I’m glad I never tried to sell it, because people would not have found what they are looking for in the book.
It’s true that you can’t please everyone and you will have disappointed buyers no matter how good your book is, but at the very least, the book should cover what the book is supposed to be about. If I’m looking for how to do something, I want to know how to do it! I don’t want to buy a book telling me all about it, but leaving out the how that I am looking for.
The book also included free bonuses. You can probably guess how wonderful those bonuses were.
I have access to a number of books and materials I could resell. (I don’t resell them, in case you’re wondering.) I looked at one today. It looked promising. Again, I’m looking at this from a buyer perspective. I am looking at it from the perspective of wanting a solution. I’m not looking at the book thinking, hey, can I sell this? Rather, I am looking at it from the perspective of Will this solve this problem?
Again, I am disappointed.
There is another truth and that is that not everyone knows as much as you about a given topic. So, you might be disappointed in the content of a book, because you already know most of the content. As such, you might think it’s garbage whereas someone who knows less than you will think it’s gold. Thus, it is important that your sales copy reach the right audience.
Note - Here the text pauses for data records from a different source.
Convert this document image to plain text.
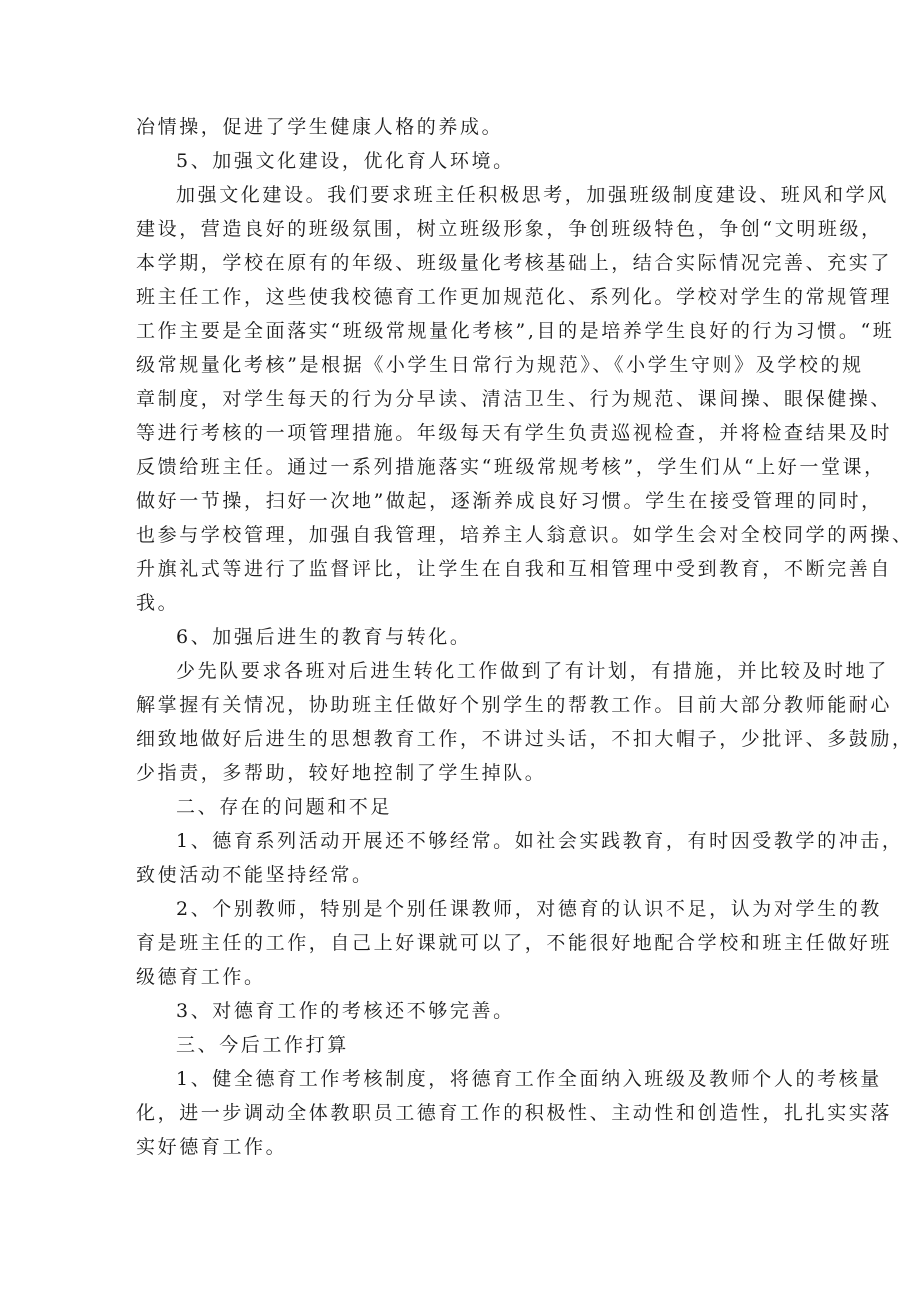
冶情操，促进了学生健康人格的养成。
5、加强文化建设，优化育人环境。
加强文化建设。我们要求班主任积极思考，加强班级制度建设、班风和学风
建设，营造良好的班级氛围，树立班级形象，争创班级特色，争创“文明班级，
本学期，学校在原有的年级、班级量化考核基础上，结合实际情况完善、充实了
班主任工作，这些使我校德育工作更加规范化、系列化。学校对学生的常规管理
工作主要是全面落实“班级常规量化考核”,目的是培养学生良好的行为习惯。“班
级常规量化考核”是根据《小学生日常行为规范》、《小学生守则》及学校的规
章制度，对学生每天的行为分早读、清洁卫生、行为规范、课间操、眼保健操、
等进行考核的一项管理措施。年级每天有学生负责巡视检查，并将检查结果及时
反馈给班主任。通过一系列措施落实“班级常规考核”，学生们从“上好一堂课，
做好一节操，扫好一次地”做起，逐渐养成良好习惯。学生在接受管理的同时，
也参与学校管理，加强自我管理，培养主人翁意识。如学生会对全校同学的两操、
升旗礼式等进行了监督评比，让学生在自我和互相管理中受到教育，不断完善自
我。
6、加强后进生的教育与转化。
少先队要求各班对后进生转化工作做到了有计划，有措施，并比较及时地了
解掌握有关情况，协助班主任做好个别学生的帮教工作。目前大部分教师能耐心
细致地做好后进生的思想教育工作，不讲过头话，不扣大帽子，少批评、多鼓励，
少指责，多帮助，较好地控制了学生掉队。
二、存在的问题和不足
1、德育系列活动开展还不够经常。如社会实践教育，有时因受教学的冲击，
致使活动不能坚持经常。
2、个别教师，特别是个别任课教师，对德育的认识不足，认为对学生的教
育是班主任的工作，自己上好课就可以了，不能很好地配合学校和班主任做好班
级德育工作。
3、对德育工作的考核还不够完善。
三、今后工作打算
1、健全德育工作考核制度，将德育工作全面纳入班级及教师个人的考核量
化，进一步调动全体教职员工德育工作的积极性、主动性和创造性，扎扎实实落
实好德育工作。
But, at the same time, a book that doesn’t provide the information that you expect is not good. I mean, if the book says it’s about X, it should be about X. It shouldn’t merely introduce you to X and wish you good luck figuring out what X really is. It’s like paying thirty-seven bucks to go out on a blind date, only to discover that she’s not there. Instead, you’re eating alone at a table with a copy of her resume, and you’ll have to pay for another date at another place and time if you want to meet her.
That’s a bad date, and that’s a bad book.
Traditional book publishing has a number of gatekeepers. This doesn’t assure that every book is great, but it does help to cut back on the junk.
Now, some good works may get rejected. It’s not because they’re bad, but maybe because there is too few people interested in that niche to make it profitable for the publisher. Or, perhaps because it’s too similar to another book being released by the publisher. Or for any number of other reasons that aren’t related to the quality of the book itself.
So, that author could make an eBook and sell it himself. And it could be a very good eBook.
On the flip side, someone else who got rejected might think they have a pile of gold in their stack of papers when really what they have is a whole lot of dead trees killed for nothing because their content is garbage.
The sad thing is that there are too many people that don’t know good content from a whole in the wall and think that just because they can sucker a number of people into buying it that they actually have something good.
I can’t do that. I can’t sell something I think is bad, especially if it’s got my name on it. That doesn’t mean that everyone is going to agree with me. But, I just can’t take something that I think is a piece of garbage and try to pawn it off on someone as the greatest thing since sliced bacon.
Who knows? Maybe I’d be rich if I could bring myself to sell eCrud-on-a-Stick. But, I have a hard time trying to sell something I just don’t believe in.
If it doesn’t turn the water clear, I can’t stand there saying, Look! It’s not as dirty as it was before!